Long considered a Point of Land (Norsel Point) as a small peninsula of Anvers Island (as seen at the top of this old map of Palmer’s boating area), unprecedented climate warming along the western Antarctic Peninsula, accelerating the retreat of 87% of the glaciers, exposed Norsel Point for what it was – a point on an island measuring several miles in length! Geologically speaking, this island had appeared well ahead of schedule. So, when it came to writing my Explorers Club flag expedition proposal, I decided ‘island emergence’ could serve as a metaphor for unprecedented global climate change.


The morning of March 12, 2018 broke sunny with local wind speed well within that prescribed for safe Palmer boating operations. Our UAB/USF team had just polished off a series of successful collection dives for our chemical ecology research projects, and we were in a position to take a half day for our flag expedition to Amsler Island. We tied our zodiac off to the appointed landing site adjacent long-abandoned Old Palmer Station. Once ashore, our team members trudged up a rock-strewn trail, past the historic station site, giving wide berth to a cluster of fur seals. Reaching a ridge behind the abandoned station, we headed up to the summit of a subsidiary peak overlooking the Marr Glacier. With the retreating glacier in the background (and all it represented), it was the perfect spot on Amsler Island for our Explorers Club flag expedition photo!  Rebecca Trinh, a talented young scientist, took the above photo of Palmer Station's Explorer Flag contingent (right-left: Bill Baker, Michelle Curtis, Sabrina Heiser, flag holders author JBM with Chuck Amsler, CJ Brothers, Andrew Shilling, Maggie Amsler)

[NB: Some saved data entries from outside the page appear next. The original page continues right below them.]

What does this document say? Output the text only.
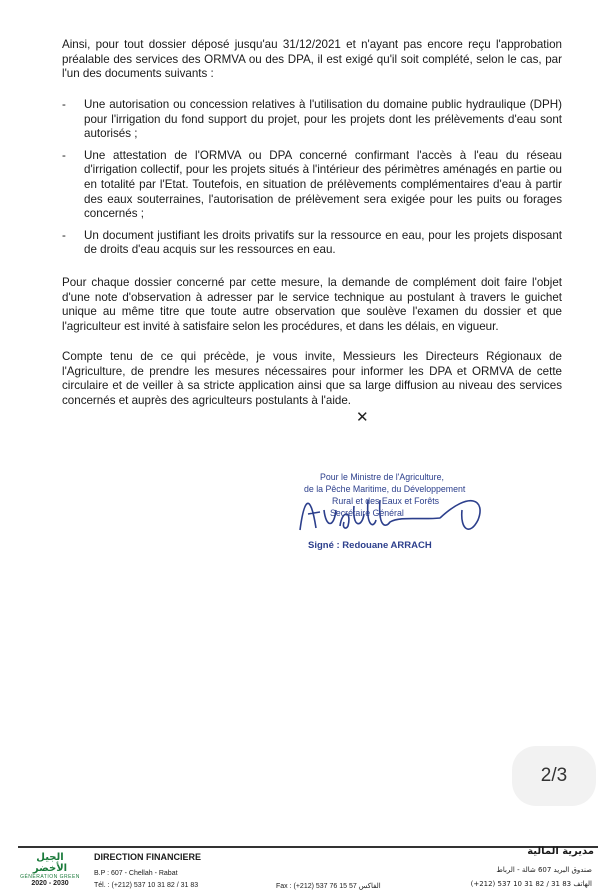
Ainsi, pour tout dossier déposé jusqu'au 31/12/2021 et n'ayant pas encore reçu l'approbation préalable des services des ORMVA ou des DPA, il est exigé qu'il soit complété, selon le cas, par l'un des documents suivants :
- Une autorisation ou concession relatives à l'utilisation du domaine public hydraulique (DPH) pour l'irrigation du fond support du projet, pour les projets dont les prélèvements d'eau sont autorisés ;
- Une attestation de l'ORMVA ou DPA concerné confirmant l'accès à l'eau du réseau d'irrigation collectif, pour les projets situés à l'intérieur des périmètres aménagés en partie ou en totalité par l'Etat. Toutefois, en situation de prélèvements complémentaires d'eau à partir des eaux souterraines, l'autorisation de prélèvement sera exigée pour les puits ou forages concernés ;
- Un document justifiant les droits privatifs sur la ressource en eau, pour les projets disposant de droits d'eau acquis sur les ressources en eau.
Pour chaque dossier concerné par cette mesure, la demande de complément doit faire l'objet d'une note d'observation à adresser par le service technique au postulant à travers le guichet unique au même titre que toute autre observation que soulève l'examen du dossier et que l'agriculteur est invité à satisfaire selon les procédures, et dans les délais, en vigueur.
Compte tenu de ce qui précède, je vous invite, Messieurs les Directeurs Régionaux de l'Agriculture, de prendre les mesures nécessaires pour informer les DPA et ORMVA de cette circulaire et de veiller à sa stricte application ainsi que sa large diffusion au niveau des services concernés et auprès des agriculteurs postulants à l'aide.
✕
Pour le Ministre de l'Agriculture,
de la Pêche Maritime, du Développement
Rural et des Eaux et Forêts
Secrétaire Général
Signé : Redouane ARRACH
2/3
الجيل الأخضر
GÉNÉRATION GREEN
2020 - 2030
DIRECTION FINANCIERE	مديرية المالية
B.P : 607 - Chellah - Rabat
Tél. : (+212) 537 10 31 82 / 31 83	Fax : (+212) 537 76 15 57 الفاكس
صندوق البريد 607 شالة - الرباط
(+212) 537 10 31 82 / 31 83 الهاتف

The particular flag that we are displaying in our expedition photograph has a storied history. The flag began its travels around the earth in 1940 with an expedition to Liberia and most recently, in 2017, was taken on an expedition to the Russian Arctic. In between, our flag made it to the top of Mount Everest (twice), on an expedition to document ‘Bali Hai’ the next Krakatoa, accompanied the Hell Creek Dinosaur Expedition, and was taken on an expedition studying the Female Chiefs of Vanuatu.
Explorer Journal

Now that I have returned from Palmer Station to UAB, I will be writing up my Flag Expedition Report for the Explorers Club archives and web site. I plan to not only submit this short report, but also author an article for consideration in The Explorers Journal (see image). I believe the inherent underlying message of our expedition; witnessing climate change rewrite the landscape of Antarctica in real time, is important to share.